Hope Dang
Student in athens
Hope Dang
Student in athens
I never like to exaggerate my life or my story of what makes me, me! From one glance at me, you could probably tell that I am your typical Asian teenager, almost 20- who has had a pretty normal, not too-interesting life. But, when you peel back a layer from the onion, although some aspects of my life are boring, I would say that I am one unique person.
Growing up, I never fully embraced who I was. I hesitated to talk about being adopted or having a congenital heart disease. I guess it’s because people often made it into a bigger deal than I felt it was. I mean yes, being adopted is special, but I never wanted people to pity me or treat me differently because I couldn't keep up with fast-paced activities or climb steep stairs—though I always tried my best.
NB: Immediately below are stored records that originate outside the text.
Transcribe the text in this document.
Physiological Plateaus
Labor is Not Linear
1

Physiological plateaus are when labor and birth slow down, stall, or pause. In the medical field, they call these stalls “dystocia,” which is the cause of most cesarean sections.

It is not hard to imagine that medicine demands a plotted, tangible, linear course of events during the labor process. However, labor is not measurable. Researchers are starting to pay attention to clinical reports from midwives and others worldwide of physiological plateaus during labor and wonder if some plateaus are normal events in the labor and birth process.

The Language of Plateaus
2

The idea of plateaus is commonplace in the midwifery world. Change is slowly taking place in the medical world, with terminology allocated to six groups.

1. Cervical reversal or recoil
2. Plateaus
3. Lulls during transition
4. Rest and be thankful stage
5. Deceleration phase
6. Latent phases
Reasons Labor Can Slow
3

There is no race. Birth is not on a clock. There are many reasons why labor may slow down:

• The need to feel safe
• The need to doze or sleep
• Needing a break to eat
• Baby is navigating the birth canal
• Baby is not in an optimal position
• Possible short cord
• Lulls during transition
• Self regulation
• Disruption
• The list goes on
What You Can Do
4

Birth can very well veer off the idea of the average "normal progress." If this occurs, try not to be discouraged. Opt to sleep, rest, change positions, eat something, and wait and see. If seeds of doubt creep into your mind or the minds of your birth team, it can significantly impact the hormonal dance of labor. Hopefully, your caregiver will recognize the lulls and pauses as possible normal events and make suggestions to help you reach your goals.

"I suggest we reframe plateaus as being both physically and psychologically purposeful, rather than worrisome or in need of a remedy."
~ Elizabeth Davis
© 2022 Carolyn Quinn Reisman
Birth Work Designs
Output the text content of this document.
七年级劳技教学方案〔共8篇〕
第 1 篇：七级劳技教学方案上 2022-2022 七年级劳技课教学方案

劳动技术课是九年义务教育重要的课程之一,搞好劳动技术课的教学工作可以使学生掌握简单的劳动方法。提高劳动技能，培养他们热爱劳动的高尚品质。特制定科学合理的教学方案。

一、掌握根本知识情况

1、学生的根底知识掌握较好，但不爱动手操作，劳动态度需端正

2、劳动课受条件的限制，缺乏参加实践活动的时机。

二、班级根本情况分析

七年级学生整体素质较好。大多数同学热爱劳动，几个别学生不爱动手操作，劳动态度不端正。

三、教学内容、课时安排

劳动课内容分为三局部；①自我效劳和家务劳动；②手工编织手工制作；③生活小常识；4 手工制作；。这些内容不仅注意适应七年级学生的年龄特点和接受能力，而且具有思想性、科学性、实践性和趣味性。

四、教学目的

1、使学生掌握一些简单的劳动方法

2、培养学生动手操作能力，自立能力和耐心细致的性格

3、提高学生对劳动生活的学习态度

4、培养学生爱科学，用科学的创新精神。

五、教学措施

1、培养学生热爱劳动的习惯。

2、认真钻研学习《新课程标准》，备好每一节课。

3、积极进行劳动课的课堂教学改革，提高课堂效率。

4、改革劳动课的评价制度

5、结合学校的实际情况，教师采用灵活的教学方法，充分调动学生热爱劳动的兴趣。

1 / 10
I didn't want my heart condition to define me or hold me back from doing what other kids could do with a breeze.
I had heart surgery in China and, against the odds, survived. Doctors didn’t expect me to live this long, but here I am today- alive and healthy. I owe a lot to my adoptive parents, who pushed me to exercise and stay fit. I took taekwondo (I’m a recommended black belt, by the way), ran on the treadmill, and climbed stairs regularly. While I didn’t always enjoy these activities, looking back, I’m grateful for how they contributed to my health today.
My adoption story is unique. Because of my heart condition, I wasn’t adopted until I was four years old. My adoptive parents were my last hope; in China, after three failed adoption attempts, I would have been forced to stay there permanently. But spoiler alert, I got adopted! My adopted family are immigrants from Vietnam, yet I am Chinese. I never really struggled with cultural identity since I practiced a lot of Vietnamese traditions and grew up in an Asian community, but I bet if I had been adopted into a non-Asian family, my life would not be what it is like today. So I am beyond blessed that the stars aligned and I still got to experience the Asian cultures and traditions.
Of course, I do get the question that every adoptee gets, “Do you ever want to find out who your real parents are?” and quite frankly- no, I do not. I don’t have a desire, as of right now, because I recognize how truly blessed I am and the family I have right now is all I need. Instead of feeling insecure about my story, I’m proud of it. I live each moment fully, knowing that my heart—both literally and figuratively—is a constant reminder of why and how I’m here.